14-year-old female admitted for an intentional overdose of an unknown amount of fluoxetine with phenylephrine, multivitamins, dextromethorphan, glucosamine, chlorpheniramine, and acetaminophen. She was obtunded on admission, given charcoal to induce vomiting and ultimately intubated. She was febrile and found to have aspiration pneumonia. Approximately 163 h after her ingestion, her serum fluoxetine level was 464 ng/mL and her serum norfluoxetine level was 453 ng/mL. Another blood draw 211 h after ingestion found her serum fluoxetine level to be 163 ng/mL and her serum norfluoxetine level to be 468 ng/mL. Once she was medically well, she was transferred in an acute psychiatric unit. After her second serum fluoxetine draw, she was restarted on half of her outpatient dose of 40 mg PO daily for a day and then increased the next day to her outpatient dose of 80 mg daily.

Case 4

15-year-old female admitted after an intentional overdose of 200 mg of fluoxetine with 30 mg of melatonin. Her serum fluoxetine was found to be 272 ng/mL and norfluoxetine to be 80 ng/mL about 67 h after ingestion. She was started on escitalopram 20 mg daily, the day after her serum blood drawn.

Results

Results are listed in Tables 1 and 2.

Table 1 CASES including demographic information, serum levels, and time after ingestion serum were drawn
Full size table
Table 2 CASES including ECG, vital and physical exam abnormalities
Full size table

Discussion

In all four of these cases, the levels found after an intentional overdose (between 67 and 163 h later) were within levels considered therapeutic. Limitations in this study include the subjective matter of reporting an intentional overdose, amount and nature of the overdose and time of reports ingestion, and potential errors in documenting such information. Another limitation in this study includes the exclusion of CYP450 information. Future directives could include clinical correlations of safety compared to serum levels and CYP450 activities.

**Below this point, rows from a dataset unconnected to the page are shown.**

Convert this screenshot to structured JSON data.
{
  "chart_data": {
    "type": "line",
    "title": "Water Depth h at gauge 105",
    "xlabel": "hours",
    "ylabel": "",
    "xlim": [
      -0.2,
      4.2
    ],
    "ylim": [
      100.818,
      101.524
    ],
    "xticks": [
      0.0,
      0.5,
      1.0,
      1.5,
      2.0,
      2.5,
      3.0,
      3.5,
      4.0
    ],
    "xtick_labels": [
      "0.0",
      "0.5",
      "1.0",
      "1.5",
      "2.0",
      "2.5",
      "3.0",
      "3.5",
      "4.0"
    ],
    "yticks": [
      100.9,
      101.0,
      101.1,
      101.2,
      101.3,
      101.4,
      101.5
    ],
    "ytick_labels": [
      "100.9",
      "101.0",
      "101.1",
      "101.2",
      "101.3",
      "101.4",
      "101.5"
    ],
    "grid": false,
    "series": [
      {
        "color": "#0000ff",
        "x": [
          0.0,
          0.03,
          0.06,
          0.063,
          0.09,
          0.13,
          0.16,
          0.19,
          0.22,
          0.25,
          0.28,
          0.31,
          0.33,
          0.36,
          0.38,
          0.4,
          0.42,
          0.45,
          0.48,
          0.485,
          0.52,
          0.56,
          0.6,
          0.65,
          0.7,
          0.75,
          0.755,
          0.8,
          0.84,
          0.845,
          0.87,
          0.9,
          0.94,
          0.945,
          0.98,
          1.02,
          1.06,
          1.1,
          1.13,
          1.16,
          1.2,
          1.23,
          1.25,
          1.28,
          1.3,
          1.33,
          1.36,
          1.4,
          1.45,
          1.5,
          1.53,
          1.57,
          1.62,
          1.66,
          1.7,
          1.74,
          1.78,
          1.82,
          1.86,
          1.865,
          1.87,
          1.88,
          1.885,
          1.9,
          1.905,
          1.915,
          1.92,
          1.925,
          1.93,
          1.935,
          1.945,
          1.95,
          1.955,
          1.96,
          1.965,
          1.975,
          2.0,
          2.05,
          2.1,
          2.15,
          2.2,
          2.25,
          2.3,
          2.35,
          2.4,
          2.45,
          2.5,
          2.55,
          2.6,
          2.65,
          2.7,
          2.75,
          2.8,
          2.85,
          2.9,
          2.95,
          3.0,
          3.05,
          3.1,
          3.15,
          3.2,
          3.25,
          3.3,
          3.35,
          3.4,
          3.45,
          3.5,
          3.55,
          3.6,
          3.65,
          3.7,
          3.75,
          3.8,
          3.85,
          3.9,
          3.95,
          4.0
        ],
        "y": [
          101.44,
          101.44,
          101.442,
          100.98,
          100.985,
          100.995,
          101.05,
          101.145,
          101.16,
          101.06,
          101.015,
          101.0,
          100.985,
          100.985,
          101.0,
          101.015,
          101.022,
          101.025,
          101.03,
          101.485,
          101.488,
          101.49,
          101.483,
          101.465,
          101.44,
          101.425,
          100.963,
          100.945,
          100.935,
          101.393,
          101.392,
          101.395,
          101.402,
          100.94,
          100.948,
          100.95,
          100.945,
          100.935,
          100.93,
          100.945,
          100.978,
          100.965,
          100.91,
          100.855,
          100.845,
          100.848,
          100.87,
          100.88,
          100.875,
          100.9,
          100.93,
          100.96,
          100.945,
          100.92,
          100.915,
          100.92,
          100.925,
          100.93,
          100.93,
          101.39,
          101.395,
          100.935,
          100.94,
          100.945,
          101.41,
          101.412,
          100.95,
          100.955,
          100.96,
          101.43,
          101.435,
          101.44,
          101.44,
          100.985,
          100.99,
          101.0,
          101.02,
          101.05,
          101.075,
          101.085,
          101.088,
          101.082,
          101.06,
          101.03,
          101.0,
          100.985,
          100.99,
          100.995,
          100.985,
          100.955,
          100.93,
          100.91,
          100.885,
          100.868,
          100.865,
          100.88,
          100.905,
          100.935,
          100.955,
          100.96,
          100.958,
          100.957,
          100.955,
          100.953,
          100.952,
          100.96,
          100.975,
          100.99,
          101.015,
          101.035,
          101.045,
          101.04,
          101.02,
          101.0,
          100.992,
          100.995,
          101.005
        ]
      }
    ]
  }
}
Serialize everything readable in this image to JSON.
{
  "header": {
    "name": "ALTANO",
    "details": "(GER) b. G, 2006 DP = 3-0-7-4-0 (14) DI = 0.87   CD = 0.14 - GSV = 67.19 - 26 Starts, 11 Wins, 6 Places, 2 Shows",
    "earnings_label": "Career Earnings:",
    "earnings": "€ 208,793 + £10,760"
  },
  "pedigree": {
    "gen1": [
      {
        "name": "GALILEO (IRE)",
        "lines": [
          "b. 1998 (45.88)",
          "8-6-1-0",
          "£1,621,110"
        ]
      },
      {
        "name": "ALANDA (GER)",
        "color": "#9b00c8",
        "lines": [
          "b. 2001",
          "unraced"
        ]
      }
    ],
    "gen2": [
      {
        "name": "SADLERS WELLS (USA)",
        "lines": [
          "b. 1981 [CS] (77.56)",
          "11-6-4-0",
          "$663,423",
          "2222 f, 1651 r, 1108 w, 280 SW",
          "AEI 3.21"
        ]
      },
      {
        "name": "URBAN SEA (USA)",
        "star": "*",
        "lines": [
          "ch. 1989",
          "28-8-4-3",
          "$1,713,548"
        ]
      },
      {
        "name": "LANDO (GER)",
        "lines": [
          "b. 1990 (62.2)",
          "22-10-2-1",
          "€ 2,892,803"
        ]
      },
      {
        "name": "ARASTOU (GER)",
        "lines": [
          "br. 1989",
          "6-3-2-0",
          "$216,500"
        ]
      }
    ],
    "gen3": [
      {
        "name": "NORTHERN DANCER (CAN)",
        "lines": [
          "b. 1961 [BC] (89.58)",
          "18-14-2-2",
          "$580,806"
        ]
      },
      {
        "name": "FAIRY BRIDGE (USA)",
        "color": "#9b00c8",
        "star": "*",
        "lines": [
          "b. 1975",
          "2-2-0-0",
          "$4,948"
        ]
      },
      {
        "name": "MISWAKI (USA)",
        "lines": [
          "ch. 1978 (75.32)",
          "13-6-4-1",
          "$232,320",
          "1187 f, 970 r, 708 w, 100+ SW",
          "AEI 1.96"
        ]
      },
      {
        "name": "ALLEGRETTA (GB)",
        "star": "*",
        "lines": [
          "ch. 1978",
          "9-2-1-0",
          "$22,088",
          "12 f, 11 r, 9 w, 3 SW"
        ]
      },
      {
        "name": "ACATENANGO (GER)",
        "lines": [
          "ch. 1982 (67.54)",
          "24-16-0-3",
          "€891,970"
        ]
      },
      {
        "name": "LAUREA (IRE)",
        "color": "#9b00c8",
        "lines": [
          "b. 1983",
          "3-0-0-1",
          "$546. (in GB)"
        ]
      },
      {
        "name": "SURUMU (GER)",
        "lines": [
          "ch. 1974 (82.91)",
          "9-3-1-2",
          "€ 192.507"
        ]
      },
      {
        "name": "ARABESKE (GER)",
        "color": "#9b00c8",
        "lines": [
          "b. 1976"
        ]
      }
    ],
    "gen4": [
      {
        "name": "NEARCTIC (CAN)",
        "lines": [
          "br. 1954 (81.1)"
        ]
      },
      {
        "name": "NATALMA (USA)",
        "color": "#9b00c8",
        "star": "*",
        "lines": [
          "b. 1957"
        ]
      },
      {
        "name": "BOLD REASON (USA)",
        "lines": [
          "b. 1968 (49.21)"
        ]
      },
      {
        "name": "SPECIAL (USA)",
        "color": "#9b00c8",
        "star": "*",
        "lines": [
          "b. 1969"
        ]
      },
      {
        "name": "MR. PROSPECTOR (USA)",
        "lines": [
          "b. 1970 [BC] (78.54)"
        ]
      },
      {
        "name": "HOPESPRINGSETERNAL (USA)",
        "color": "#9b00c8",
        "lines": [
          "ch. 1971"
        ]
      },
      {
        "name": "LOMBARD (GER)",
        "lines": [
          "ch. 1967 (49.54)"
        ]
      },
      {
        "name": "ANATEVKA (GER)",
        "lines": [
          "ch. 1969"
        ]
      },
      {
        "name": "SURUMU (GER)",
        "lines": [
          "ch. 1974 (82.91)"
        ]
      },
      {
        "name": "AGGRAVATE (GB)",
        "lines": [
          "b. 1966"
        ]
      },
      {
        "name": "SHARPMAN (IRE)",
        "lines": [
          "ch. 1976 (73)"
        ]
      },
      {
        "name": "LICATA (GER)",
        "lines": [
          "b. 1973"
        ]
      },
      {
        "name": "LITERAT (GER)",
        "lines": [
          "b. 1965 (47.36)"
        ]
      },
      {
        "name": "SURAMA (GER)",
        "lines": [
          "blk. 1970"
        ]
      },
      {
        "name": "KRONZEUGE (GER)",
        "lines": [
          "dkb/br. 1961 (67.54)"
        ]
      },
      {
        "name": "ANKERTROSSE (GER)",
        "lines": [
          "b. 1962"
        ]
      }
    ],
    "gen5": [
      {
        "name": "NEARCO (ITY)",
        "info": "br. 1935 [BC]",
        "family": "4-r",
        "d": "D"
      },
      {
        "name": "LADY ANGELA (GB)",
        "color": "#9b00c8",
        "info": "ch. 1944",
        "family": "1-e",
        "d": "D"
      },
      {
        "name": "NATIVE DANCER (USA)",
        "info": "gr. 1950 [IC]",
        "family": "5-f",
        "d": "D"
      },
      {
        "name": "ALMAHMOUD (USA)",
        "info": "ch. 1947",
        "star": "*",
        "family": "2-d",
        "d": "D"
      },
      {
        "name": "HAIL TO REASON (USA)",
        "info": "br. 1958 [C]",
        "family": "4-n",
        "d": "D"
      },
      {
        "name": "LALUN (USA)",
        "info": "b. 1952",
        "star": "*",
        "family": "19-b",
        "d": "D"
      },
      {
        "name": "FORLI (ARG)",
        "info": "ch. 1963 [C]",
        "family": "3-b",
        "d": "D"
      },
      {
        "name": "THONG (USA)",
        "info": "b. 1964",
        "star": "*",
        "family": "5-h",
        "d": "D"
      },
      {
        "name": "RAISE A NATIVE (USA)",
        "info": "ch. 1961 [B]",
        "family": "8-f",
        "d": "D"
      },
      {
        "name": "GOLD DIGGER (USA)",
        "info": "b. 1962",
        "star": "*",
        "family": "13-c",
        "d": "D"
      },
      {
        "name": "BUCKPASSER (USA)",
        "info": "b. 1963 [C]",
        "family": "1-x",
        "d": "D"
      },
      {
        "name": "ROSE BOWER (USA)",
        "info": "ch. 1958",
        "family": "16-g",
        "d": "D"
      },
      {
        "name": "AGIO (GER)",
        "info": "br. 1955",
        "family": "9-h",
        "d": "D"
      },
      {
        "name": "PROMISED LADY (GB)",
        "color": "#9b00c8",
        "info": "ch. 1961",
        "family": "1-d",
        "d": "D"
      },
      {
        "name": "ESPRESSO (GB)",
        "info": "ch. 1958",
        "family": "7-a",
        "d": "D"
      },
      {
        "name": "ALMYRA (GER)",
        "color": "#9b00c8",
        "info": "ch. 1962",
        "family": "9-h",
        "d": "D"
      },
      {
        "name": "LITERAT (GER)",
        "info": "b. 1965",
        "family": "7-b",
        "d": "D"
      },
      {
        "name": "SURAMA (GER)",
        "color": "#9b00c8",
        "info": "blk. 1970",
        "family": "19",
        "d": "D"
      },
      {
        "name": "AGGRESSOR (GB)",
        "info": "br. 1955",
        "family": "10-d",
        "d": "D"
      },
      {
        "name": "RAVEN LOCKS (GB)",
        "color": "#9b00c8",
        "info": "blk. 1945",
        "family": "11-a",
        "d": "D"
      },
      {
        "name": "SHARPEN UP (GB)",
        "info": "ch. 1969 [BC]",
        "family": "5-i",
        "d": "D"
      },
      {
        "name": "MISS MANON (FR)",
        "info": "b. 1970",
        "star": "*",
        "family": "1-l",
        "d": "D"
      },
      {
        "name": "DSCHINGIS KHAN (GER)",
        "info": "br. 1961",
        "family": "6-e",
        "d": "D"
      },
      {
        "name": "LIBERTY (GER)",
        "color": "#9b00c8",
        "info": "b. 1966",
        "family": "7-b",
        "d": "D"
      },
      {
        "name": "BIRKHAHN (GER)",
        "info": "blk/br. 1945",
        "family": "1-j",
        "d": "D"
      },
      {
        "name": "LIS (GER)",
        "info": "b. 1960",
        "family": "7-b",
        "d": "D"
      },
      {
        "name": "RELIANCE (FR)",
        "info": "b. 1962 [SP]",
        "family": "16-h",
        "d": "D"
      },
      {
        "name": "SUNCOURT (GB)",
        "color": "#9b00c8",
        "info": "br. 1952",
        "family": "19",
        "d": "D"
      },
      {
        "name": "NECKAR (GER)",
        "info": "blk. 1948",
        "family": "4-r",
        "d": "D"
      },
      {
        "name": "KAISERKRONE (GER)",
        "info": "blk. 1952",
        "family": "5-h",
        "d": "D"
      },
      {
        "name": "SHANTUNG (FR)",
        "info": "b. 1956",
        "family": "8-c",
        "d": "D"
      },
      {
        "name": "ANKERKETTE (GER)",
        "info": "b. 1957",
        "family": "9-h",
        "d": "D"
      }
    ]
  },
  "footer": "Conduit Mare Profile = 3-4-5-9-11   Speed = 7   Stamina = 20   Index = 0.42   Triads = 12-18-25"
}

Vital abnormalities found included a heart rate slightly over 100. None of the patients had ECG abnormalities or elevations in diastolic blood pressure as noted by previous studies. One patient was febrile but this was most likely related to aspiration pneumonia. The majority (three out of four) of these cases involved an ingestion of fluoxetine and other agents, which may complicate the pharmacokinetics and serum levels studied here.

The pharmacokinetics of fluoxetine and norfluoxetine is dependent on its administration either as an acute overdose or chronic therapy requiring weeks to reach stead state [7, 1012]. This is beyond the scope of this study as administration prior to overdose was not collected in the chart review.

Interestingly enough, Case 3, admittedly the most medical complicated in this series, was noted to have an increase in her serum norfluoxetine levels between the first and second blood draw. This could be related to a phenomenon found in a case of massive quetiapine overdose in which serum concentration levels did not follow first-order kinetics. This published case suggests that the initial concentration was related to quetiapine being distributed within tissues and slower redistribution from tissues to serum prior to hepatic metabolisms [13].

Conclusions

This study supports previous literature stating that fluoxetine is relatively safe in overdose. Vitals, ECGs, and serum fluoxetine and norfluoxetine levels can be monitored. Further research can be directed toward when serotonergic, including fluoxetine, medications can be introduced or restarted in patients who have overdosed.